The UPWP lists all the studies to be undertaken during the coming year. These studies may involve any aspect of transportation including highways, transit, and the needs of the transportation disadvantaged. A study may be proposed by any participating entity of the MPO. Some studies are proposed in response to federal or state requirements while others are included responding to local needs. The list of proposed studies is reviewed by the Technical Advisory Committee. A selection is made of those studies to include in the coming year’s UPWP based on the MPO priorities, the need to satisfy state and federal requirements, and funding constraints.
The proposed UPWP is then submitted for approval of the Transportation Policy Committee. The draft is then reviewed by the Texas Department of Transportation (TxDOT), the Federal Highway Administration (FHWA), and the Federal Transit Administration (FTA). The MPO staff incorporates the comments of the state and federal agencies and presents the final document to the Transportation Policy Committee for approval.
The TIP is required to list all transportation projects in the MPO region using federal funds. This includes highway and transit projects and other necessary enhancements such as bicycle and pedestrian projects. The MPO entities propose eligible projects. The MPO staff and the Technical Advisory Committee (TAC) evaluate the proposed projects and rank them in accordance with a process. Currently, the staff and TAC use the Project Prioritization Methodology (PPM) for this purpose.
The comments received during public meetings are made as part of the process.
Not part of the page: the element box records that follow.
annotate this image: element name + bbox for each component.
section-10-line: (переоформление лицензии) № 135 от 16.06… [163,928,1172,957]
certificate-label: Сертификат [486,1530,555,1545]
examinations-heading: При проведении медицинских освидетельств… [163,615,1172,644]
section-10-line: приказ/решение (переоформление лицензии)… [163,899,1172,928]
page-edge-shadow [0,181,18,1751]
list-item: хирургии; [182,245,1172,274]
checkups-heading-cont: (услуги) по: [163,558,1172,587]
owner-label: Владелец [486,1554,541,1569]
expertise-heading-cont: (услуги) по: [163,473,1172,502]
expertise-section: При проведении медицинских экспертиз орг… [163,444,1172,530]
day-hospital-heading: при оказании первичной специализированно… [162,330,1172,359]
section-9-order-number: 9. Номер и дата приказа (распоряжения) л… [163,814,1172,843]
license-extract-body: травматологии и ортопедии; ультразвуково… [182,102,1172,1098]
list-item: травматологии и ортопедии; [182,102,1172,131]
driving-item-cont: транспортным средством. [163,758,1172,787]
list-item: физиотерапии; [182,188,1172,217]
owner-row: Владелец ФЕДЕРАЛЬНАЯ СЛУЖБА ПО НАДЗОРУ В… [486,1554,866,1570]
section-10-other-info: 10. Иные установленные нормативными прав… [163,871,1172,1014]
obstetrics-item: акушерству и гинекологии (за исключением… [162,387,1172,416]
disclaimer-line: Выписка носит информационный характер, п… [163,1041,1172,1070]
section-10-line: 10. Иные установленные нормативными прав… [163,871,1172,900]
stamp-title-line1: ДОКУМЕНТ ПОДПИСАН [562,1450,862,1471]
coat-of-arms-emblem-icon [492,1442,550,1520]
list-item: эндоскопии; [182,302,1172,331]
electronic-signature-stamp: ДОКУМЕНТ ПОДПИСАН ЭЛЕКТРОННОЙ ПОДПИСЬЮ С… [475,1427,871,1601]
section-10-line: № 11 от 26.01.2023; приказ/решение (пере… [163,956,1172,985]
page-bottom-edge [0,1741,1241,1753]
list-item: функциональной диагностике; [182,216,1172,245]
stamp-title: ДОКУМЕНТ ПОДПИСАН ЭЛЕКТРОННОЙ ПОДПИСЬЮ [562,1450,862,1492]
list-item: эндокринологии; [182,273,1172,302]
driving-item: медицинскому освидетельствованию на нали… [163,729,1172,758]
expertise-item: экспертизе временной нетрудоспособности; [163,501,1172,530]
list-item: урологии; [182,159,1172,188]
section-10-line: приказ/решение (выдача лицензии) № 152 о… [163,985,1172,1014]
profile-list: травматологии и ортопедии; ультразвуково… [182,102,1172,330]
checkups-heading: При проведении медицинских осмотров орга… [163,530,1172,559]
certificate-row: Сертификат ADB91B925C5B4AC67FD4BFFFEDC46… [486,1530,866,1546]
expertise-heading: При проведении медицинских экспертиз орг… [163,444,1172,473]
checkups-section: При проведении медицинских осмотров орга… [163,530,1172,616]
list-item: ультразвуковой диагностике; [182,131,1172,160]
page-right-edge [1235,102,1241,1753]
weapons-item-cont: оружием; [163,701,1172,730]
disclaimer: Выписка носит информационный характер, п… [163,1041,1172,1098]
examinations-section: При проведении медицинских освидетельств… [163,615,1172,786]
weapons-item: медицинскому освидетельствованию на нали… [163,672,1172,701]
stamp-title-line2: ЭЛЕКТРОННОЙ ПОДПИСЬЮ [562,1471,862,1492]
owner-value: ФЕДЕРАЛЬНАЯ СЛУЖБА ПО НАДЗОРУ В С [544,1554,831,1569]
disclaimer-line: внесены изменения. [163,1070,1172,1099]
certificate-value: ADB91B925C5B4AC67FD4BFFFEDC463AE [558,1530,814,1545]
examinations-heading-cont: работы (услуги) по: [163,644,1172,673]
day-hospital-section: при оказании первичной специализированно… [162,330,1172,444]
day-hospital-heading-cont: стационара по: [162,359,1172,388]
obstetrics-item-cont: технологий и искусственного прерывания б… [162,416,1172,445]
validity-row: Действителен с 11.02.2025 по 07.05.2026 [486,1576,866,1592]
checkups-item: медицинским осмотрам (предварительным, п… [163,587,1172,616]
The ranking of the projects consistent with funding constraints and public comments are presented to the Transportation Policy Committee for final selection of projects for a TIP.
Whether you are a member of the MPO or a private citizen, you have a role to play with the MPO. The Transportation Policy Committee (TPC) makes difficult decisions in a cooperative manner. However, TPC’s responsibilities do not begin and end with making decisions. TPC members are ultimately responsible to the residents of the region for the quality of transportation services and for the impact of transportation on their overall quality of life. This means the TPC members share the responsibility for making sure that major transportation issues of today and tomorrow are dealt with fairly and properly. The citizens are encouraged to participate in the transportation planning process during the monthly meetings of the Technical Advisory Committee and the Transportation Policy Committee.